The source that says methods should be long is wrong, on many levels.
None, you should have relatively short method to achieve readability.
There is no one simple rule about function size. The guideline should be a function should do 'one thing'. That's a little vague but becomes easier with experience. Small functions generally lead to readability. Big ones are occasionally necessary.
Worrying about the overhead of method calls is premature optimization.
As always, it's about finding a good balance. The most important thing is that the method does one thing only. Longer methods tend to do more than one thing.
The best single criterion to guide you in sizing methods is to keep them well-testable. If you can (and actually DO!-) thoroughly unit-test every single method, your code is likely to be quite good; if you skimp on testing, your code is likely to be, at best, mediocre. If a method is difficult to test thoroughly, then that method is likely to be "too big" -- trying to do too many things, and therefore also harder to read and maintain (as well as badly-tested and therefore a likely haven for bugs).
First of all, you should definitely not be micro-optimizing the performance on the number-of-methods level. You will most likely not get any measurable performance benefit. Only if you have some method that are being called in a tight loop millions of times, it might be an idea - but don't begin optimizing on that before you need it.
You should stick to short concise methods, that does one thing, that makes the intent of the method clear. This will give you easier-to-read code, that is easier to understand and promotes code reuse.
The most important cost to consider when writing code is maintanability. You will spend much, much more time maintaining an application and fixing bugs than you ever will fixing performance problems.
In this case the almost certainly insignificant cost of calling a method is incredibly small when compared to the cost of maintaining a large unwieldy method. Small concise methods are easier to maintain and comprehend. Additionally the cost of calling the method almost certainly will not have a significant performance impact on your application. And if it does, you can only assertain that by using a profiler. Developers are notoriously bad at identifying performance problems before hand.
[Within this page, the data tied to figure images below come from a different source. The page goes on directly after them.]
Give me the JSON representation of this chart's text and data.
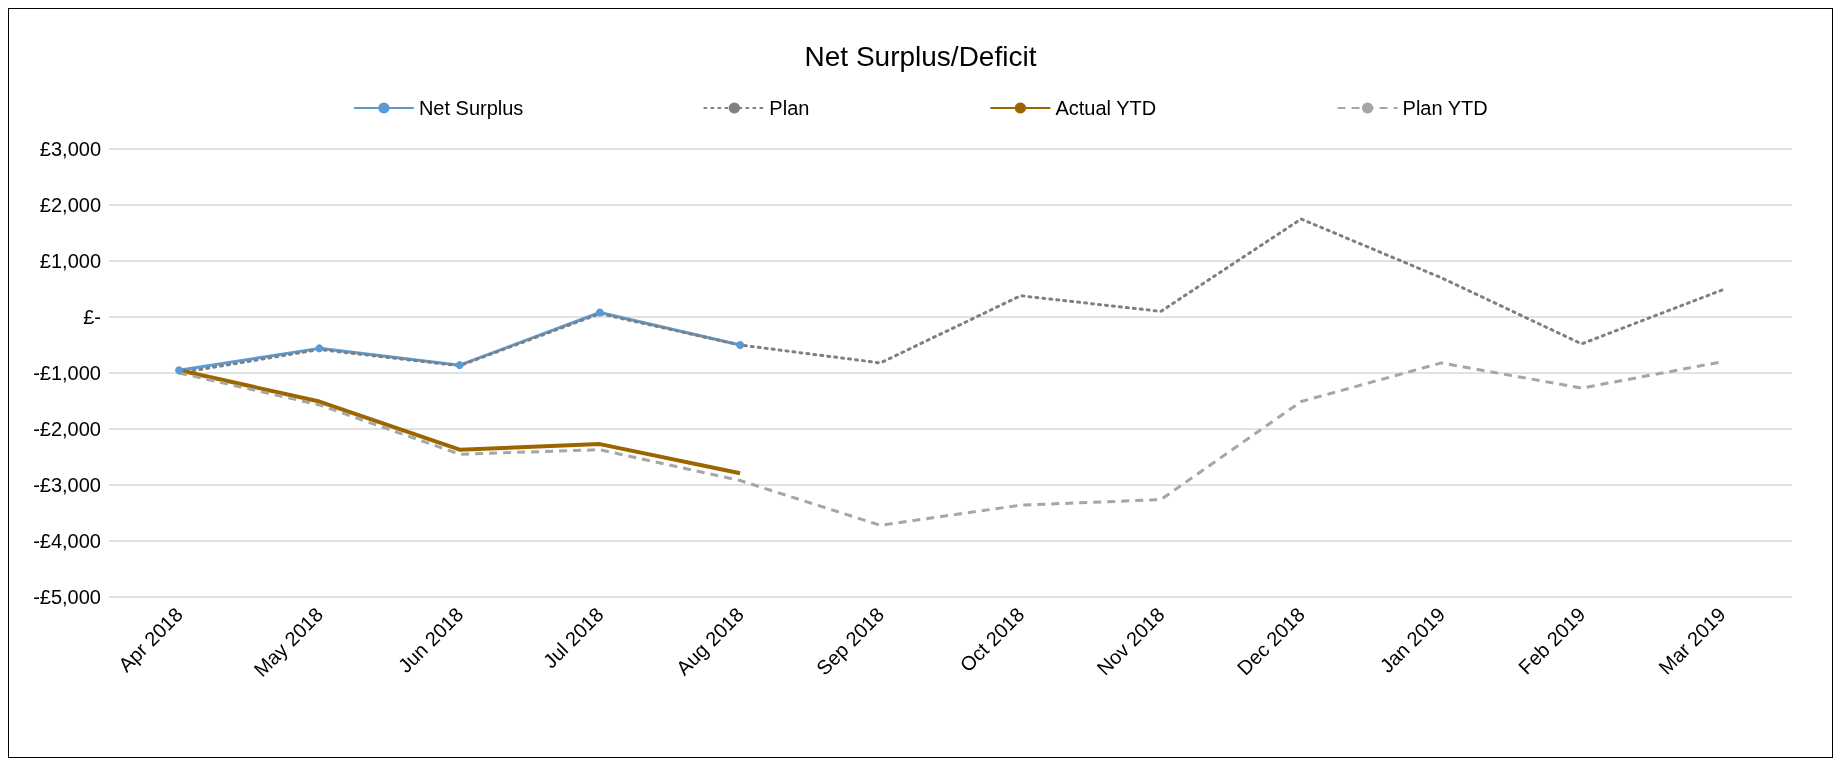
{
  "chart_data": {
    "type": "line",
    "title": "Net Surplus/Deficit",
    "categories": [
      "Apr 2018",
      "May 2018",
      "Jun 2018",
      "Jul 2018",
      "Aug 2018",
      "Sep 2018",
      "Oct 2018",
      "Nov 2018",
      "Dec 2018",
      "Jan 2019",
      "Feb 2019",
      "Mar 2019"
    ],
    "series": [
      {
        "name": "Net Surplus",
        "color": "#5b9bd5",
        "marker": "circle",
        "line_style": "solid",
        "values": [
          -950,
          -560,
          -860,
          80,
          -500,
          null,
          null,
          null,
          null,
          null,
          null,
          null
        ]
      },
      {
        "name": "Plan",
        "color": "#808080",
        "marker": "none",
        "line_style": "dotted",
        "values": [
          -1000,
          -580,
          -870,
          60,
          -500,
          -820,
          380,
          100,
          1750,
          700,
          -480,
          480
        ]
      },
      {
        "name": "Actual YTD",
        "color": "#9c6500",
        "marker": "none",
        "line_style": "solid",
        "values": [
          -950,
          -1510,
          -2370,
          -2270,
          -2790,
          null,
          null,
          null,
          null,
          null,
          null,
          null
        ]
      },
      {
        "name": "Plan YTD",
        "color": "#a6a6a6",
        "marker": "none",
        "line_style": "dashed",
        "values": [
          -1000,
          -1570,
          -2450,
          -2370,
          -2920,
          -3720,
          -3360,
          -3260,
          -1510,
          -820,
          -1270,
          -800
        ]
      }
    ],
    "ylim": [
      -5000,
      3000
    ],
    "yticks": [
      {
        "value": -5000,
        "label": "-£5,000"
      },
      {
        "value": -4000,
        "label": "-£4,000"
      },
      {
        "value": -3000,
        "label": "-£3,000"
      },
      {
        "value": -2000,
        "label": "-£2,000"
      },
      {
        "value": -1000,
        "label": "-£1,000"
      },
      {
        "value": 0,
        "label": "£-"
      },
      {
        "value": 1000,
        "label": "£1,000"
      },
      {
        "value": 2000,
        "label": "£2,000"
      },
      {
        "value": 3000,
        "label": "£3,000"
      }
    ],
    "grid": "y",
    "legend": "top"
  }
}
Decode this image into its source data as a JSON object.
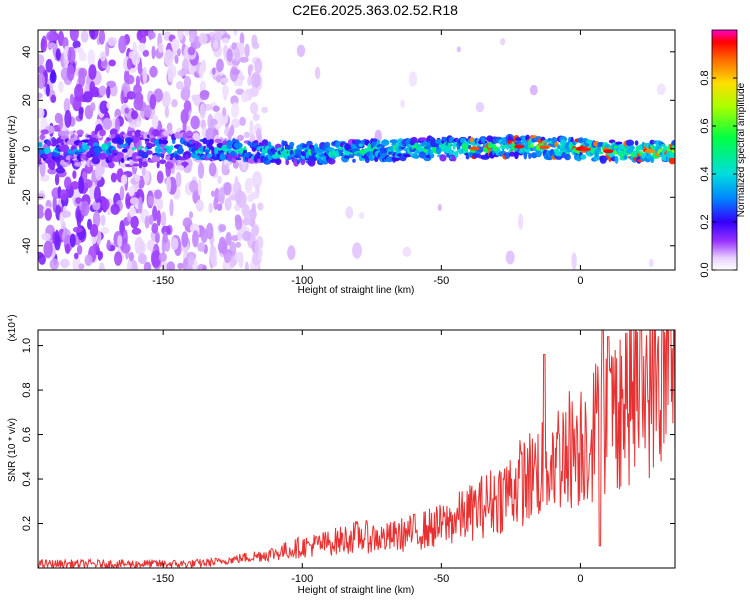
{
  "title": "C2E6.2025.363.02.52.R18",
  "chart_data": [
    {
      "type": "heatmap",
      "name": "spectrogram",
      "xlabel": "Height of straight line (km)",
      "ylabel": "Frequency (Hz)",
      "xlim": [
        -195,
        34
      ],
      "ylim": [
        -50,
        49
      ],
      "xticks": [
        -150,
        -100,
        -50,
        0
      ],
      "yticks": [
        -40,
        -20,
        0,
        20,
        40
      ],
      "colorbar": {
        "label": "Normalized spectral amplitude",
        "range": [
          0.0,
          1.0
        ],
        "ticks": [
          0.0,
          0.2,
          0.4,
          0.6,
          0.8
        ]
      },
      "ridge": {
        "description_points_x": [
          -195,
          -150,
          -120,
          -100,
          -80,
          -60,
          -40,
          -20,
          0,
          10,
          34
        ],
        "center_freq_hz": [
          0,
          0,
          -1,
          -2,
          -1,
          0,
          0,
          1,
          0,
          -1,
          -1
        ]
      }
    },
    {
      "type": "line",
      "name": "snr",
      "xlabel": "Height of straight line (km)",
      "ylabel": "SNR (10 * v/v)",
      "multiplier": "(x10⁴)",
      "xlim": [
        -195,
        34
      ],
      "ylim": [
        0,
        1.07
      ],
      "xticks": [
        -150,
        -100,
        -50,
        0
      ],
      "yticks": [
        0.2,
        0.4,
        0.6,
        0.8,
        1.0
      ],
      "color": "#e83030",
      "trend_x": [
        -195,
        -160,
        -140,
        -130,
        -120,
        -110,
        -100,
        -90,
        -80,
        -70,
        -60,
        -50,
        -40,
        -30,
        -20,
        -10,
        0,
        5,
        10,
        15,
        20,
        25,
        34
      ],
      "trend_y": [
        0.02,
        0.02,
        0.02,
        0.03,
        0.05,
        0.07,
        0.1,
        0.12,
        0.15,
        0.14,
        0.17,
        0.2,
        0.26,
        0.33,
        0.42,
        0.52,
        0.6,
        0.65,
        0.72,
        0.78,
        0.84,
        0.88,
        0.92
      ],
      "spikes": [
        {
          "x": -13,
          "y": 0.96
        },
        {
          "x": 8,
          "y": 1.07
        },
        {
          "x": 10,
          "y": 1.04
        },
        {
          "x": 7,
          "y": 0.1
        }
      ]
    }
  ]
}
Generally speaking, once a performance problem is identified, they are easy to fix. Making a method or more importantly a code base, maintainable is a much higher cost.
Personally, I am not afraid of long methods as long as the person writing them writes them well (every piece of sub-task separated by 2 newlines and a nice comment preceeding it, etc. Also, identation is very important.).
In fact, many times I even prefer them (e.g. when writing code that does things in a specific order with sequential logic).
Also, I really don't understand why breaking a long method into 100 pieces will improve readablility (as others suggest). Only the opposite. You will only end-up jumping all over the place and holding pieces of code in your memory just to get a complete picture of what is going on in your code. Combine that with possible lack of comments, bad function names, many similar function names and you have the perfect recipe for chaos.
Also, you could go the other end while trying to reduce the size of the methods: to create MANY classes and MANY functions each of which may take MANY parameters. I don't think this improves readability either (especially for a begginer to a project that has no clue what each class/method do).
And the demand that "a function should do 'one thing'" is very subjective. 'One thing' may be increasing a variable by one up to doing a ton of work supposedly for the 'same thing'.
My rule is only reuseability:
The same code should not appear many times in many places. If this is the case you need a new function.
All the rest is just philosophical talk.
In a question of "why do you make your methods so big" I reply, "why not if the code is simple?".